Worldwide spending on digital transformation technologies -- hardware, software, and services -- hit $1.3 trillion in 2017, according to IDC. The tech research company expects spending to almost double between now and 2021, when the total amount spent on digitalisation globally will surpass $2.1 trillion.
In a survey of 460 execs by IT analyst Gartner, 62 percent said they had a management initiative or transformation program to make their business more digital. Just over half (54 percent) said that their digital business objective is transformational, while 46 percent said the objective of the initiative is optimization.
Executive attitudes to business transformation
According to a recent survey conducted by Grant Thornton, more than two-thirds (69 percent) of CFOs and senior financial executives are planning to increase their investment in technologies that speed business change, and four in ten said they plan an increase of more than 10 percent in the next 12 months. Just under half said their companies' digital-transformation investments are meant to help them overtake their competition through differentiation.
Executives believe that level of investment is already leaving a mark. Forty-six percent think half of their revenue will be influenced by digital by 2020, according to analyst Forrester. The World Economic Forum suggests the value of digital transformation for both society and industry could reach $100 trillion by 2025.
The state of digital transformation.
Criticisms of digital transformation
To critics, digital transformation simply offers tech vendors another opportunity to rebrand their offerings: it's not uncommon to see systems and services being sold as the answer for digital transformation. This kind of over-selling helps explain why Gartner believes digital transformation is approaching the trough of disillusionment.
Tech workers also express cynicism about grand talk of digital. No technology worker spends their working day digitally transforming, rather than coding, programming, and developing. And the phrase can be applied so broadly that it becomes effectively meaningless.
Why does digital transformation matter?
Such disillusionment might suggest there is little to be gained by focusing on digital transformation. But beneath the buzzwords there lies a crucial concept: digitalisation is helping smart entrepreneurs and pioneering executives to change the established economic order -- and the effects are everywhere.
From Amazon's influence over retailing to Facebook's impact on publishing, traditional firms and sectors are being challenged by nimble, digitally-savvy operators. Yet, while almost three-quarters of business leaders are aware their organisation is under threat from disruption, many are not taking the risk of change seriously.
What does digital transformation look like?
Technologies from big data to cloud and from the IoT to AI are helping entrepreneurs to develop new business models and disrupt the established way of running operations.

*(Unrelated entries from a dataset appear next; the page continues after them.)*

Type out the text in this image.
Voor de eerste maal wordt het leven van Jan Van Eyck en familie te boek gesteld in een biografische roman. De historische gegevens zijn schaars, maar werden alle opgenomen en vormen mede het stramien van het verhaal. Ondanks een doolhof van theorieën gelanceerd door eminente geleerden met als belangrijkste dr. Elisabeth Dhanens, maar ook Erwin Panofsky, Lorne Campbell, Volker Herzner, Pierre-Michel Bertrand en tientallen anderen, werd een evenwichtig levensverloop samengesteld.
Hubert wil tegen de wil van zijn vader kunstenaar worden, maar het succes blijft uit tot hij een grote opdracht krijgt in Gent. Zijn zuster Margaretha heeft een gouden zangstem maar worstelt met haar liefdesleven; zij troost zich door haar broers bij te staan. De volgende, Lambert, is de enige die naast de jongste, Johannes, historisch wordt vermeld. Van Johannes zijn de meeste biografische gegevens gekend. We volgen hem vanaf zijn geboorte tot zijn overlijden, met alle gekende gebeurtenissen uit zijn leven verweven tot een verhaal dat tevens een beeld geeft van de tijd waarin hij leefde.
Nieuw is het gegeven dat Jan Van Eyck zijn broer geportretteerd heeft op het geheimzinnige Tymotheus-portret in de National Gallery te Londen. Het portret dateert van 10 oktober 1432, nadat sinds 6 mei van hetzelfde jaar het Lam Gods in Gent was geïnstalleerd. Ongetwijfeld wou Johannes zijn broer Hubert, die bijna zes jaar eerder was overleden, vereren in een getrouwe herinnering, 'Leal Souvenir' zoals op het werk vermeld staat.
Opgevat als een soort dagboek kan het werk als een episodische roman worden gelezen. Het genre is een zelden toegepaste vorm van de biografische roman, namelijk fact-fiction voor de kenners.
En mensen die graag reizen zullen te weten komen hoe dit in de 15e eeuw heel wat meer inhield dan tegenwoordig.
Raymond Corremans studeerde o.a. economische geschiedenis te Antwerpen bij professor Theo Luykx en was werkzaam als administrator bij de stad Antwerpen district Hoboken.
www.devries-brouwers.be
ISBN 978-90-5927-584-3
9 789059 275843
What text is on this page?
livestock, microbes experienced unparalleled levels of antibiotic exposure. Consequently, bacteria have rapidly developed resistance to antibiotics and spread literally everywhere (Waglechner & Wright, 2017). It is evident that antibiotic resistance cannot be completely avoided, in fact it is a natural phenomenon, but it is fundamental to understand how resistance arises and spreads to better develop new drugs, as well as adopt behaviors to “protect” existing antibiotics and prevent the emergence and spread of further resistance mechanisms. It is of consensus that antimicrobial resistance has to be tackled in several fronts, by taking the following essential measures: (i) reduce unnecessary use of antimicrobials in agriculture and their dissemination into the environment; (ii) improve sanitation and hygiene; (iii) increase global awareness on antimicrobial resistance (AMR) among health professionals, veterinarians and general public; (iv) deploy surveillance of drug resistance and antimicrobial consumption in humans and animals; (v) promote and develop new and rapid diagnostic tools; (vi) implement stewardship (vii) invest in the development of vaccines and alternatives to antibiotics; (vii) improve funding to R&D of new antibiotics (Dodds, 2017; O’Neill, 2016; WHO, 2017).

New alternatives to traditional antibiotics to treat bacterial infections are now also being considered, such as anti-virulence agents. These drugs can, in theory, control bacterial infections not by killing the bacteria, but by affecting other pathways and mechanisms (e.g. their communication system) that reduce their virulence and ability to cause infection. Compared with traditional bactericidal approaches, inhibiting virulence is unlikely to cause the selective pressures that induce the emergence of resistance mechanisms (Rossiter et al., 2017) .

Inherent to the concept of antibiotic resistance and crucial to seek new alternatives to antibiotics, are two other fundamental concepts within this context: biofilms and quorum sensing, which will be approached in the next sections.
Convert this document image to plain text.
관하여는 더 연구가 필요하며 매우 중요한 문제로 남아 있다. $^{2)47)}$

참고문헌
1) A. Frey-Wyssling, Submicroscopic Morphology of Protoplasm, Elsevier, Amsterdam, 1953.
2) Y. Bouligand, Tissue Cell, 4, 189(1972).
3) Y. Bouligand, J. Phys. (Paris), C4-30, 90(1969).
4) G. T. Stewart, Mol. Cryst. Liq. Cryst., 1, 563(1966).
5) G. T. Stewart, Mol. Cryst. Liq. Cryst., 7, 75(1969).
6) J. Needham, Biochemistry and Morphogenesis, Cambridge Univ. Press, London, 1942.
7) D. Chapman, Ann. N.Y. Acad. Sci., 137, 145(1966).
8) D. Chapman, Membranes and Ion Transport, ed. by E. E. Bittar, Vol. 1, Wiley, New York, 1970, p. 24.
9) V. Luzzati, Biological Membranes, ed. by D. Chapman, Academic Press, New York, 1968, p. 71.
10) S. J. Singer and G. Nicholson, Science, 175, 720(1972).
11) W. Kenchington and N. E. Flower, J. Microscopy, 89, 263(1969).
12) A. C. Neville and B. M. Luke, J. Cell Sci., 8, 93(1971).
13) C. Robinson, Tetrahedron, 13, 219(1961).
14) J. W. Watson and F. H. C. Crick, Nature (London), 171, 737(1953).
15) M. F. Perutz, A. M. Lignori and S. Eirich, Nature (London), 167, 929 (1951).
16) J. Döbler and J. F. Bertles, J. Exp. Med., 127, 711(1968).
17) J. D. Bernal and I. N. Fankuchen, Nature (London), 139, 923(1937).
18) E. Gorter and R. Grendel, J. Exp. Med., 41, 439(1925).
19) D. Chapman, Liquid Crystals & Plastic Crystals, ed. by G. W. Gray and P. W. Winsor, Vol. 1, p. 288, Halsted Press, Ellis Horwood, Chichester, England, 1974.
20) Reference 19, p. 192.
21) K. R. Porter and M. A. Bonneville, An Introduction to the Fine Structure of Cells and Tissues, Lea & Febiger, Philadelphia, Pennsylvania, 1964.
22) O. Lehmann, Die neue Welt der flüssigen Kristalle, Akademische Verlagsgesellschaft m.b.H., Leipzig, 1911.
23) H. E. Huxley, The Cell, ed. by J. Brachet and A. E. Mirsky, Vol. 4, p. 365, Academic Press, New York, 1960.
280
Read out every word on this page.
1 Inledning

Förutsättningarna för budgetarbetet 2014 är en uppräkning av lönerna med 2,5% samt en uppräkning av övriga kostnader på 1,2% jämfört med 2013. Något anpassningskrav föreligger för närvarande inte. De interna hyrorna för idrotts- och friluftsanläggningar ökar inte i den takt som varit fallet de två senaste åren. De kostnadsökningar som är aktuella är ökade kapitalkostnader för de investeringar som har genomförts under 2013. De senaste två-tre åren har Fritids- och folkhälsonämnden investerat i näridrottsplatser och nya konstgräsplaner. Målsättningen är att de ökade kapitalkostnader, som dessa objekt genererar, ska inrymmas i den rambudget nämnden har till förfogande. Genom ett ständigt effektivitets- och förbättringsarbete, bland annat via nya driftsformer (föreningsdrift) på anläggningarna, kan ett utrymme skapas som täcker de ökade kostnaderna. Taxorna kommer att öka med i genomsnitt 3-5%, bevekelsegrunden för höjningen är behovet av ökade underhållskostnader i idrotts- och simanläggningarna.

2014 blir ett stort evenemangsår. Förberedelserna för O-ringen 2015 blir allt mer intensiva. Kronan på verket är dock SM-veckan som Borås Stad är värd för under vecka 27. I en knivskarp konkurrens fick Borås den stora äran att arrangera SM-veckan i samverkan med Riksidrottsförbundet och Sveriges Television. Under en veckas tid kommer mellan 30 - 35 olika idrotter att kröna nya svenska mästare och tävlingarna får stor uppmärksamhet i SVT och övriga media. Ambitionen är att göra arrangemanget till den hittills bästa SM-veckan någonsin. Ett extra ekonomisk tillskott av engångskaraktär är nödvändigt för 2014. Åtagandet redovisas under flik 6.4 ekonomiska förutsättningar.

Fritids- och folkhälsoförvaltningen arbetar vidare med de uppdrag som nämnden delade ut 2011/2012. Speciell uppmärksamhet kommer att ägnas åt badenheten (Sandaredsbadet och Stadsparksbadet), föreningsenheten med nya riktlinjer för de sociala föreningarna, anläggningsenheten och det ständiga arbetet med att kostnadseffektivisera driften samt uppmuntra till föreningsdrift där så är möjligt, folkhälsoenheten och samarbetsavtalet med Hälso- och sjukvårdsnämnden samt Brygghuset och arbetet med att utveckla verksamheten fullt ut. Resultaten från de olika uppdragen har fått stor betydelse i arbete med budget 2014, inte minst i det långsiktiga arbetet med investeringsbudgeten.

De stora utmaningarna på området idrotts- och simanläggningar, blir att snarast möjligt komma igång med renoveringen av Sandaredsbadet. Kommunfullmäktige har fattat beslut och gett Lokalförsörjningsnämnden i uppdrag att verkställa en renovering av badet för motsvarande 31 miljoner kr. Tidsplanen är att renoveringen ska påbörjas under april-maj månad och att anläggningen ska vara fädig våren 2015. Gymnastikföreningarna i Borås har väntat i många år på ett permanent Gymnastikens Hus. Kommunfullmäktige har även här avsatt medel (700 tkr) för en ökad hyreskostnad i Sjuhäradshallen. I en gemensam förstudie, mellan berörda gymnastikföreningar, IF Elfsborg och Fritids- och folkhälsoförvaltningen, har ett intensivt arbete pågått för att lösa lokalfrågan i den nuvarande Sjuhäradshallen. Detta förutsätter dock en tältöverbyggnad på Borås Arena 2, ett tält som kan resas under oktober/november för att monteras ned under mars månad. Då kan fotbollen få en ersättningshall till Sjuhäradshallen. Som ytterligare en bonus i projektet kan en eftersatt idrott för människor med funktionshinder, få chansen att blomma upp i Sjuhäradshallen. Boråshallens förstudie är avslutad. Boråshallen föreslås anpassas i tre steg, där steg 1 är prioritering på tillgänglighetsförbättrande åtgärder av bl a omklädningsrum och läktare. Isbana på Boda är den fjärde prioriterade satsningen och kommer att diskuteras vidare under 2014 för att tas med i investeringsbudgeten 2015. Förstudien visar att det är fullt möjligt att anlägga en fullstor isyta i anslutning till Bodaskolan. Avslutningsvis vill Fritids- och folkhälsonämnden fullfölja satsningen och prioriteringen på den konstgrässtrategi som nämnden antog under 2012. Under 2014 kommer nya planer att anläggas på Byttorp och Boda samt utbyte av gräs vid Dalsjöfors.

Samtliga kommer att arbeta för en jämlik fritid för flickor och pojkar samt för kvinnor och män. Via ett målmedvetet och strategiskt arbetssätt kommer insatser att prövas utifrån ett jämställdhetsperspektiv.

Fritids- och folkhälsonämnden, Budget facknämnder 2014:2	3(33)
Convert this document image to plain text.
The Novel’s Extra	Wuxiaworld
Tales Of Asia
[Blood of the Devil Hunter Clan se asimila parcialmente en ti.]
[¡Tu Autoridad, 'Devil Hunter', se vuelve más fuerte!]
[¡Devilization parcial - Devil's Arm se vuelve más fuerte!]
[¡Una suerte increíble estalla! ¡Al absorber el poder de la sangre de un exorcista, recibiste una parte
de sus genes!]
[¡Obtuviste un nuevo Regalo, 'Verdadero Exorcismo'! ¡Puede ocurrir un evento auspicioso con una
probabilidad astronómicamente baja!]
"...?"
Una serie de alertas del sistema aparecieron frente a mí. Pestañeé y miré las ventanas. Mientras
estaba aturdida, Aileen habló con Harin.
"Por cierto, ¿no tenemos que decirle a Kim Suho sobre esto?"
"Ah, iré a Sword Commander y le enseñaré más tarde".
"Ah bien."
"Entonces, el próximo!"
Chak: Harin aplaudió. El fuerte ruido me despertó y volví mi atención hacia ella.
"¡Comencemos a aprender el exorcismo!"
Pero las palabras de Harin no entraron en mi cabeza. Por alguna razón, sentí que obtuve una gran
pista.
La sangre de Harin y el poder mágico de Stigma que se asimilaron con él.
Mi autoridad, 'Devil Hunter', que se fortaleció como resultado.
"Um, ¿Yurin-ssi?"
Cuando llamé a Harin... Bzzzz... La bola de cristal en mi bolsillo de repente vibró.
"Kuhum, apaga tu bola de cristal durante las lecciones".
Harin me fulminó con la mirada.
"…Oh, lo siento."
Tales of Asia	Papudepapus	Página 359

"These technologies are not just the latest buzzwords," confirms Akash Khurana, CIO and CDO at engineering company McDermott International. "We see tangible value coming from these technologies in terms of improving product optimisation, increasing production output, and tacking operational efficiency challenges."
Digital transformation examples
Rolls Royce's R² Data Labs initiative uses machine learning, AI and data analytics to create new services. The R² Data Labs team, which includes 200 data architects, engineers, scientists and specialist mangers, has helped Rolls-Royce deliver more than £250m in valuethrough engine-health monitoring activities in the past 12 months.
Logistics firm UPS is placing analytics and insight at the heart of business operations. The firm is using real-time data, advanced analytics and AI to help employees make better decisions. The firm recently launched the third iteration of its chatbot that uses AI to help customers find rates and tracking information.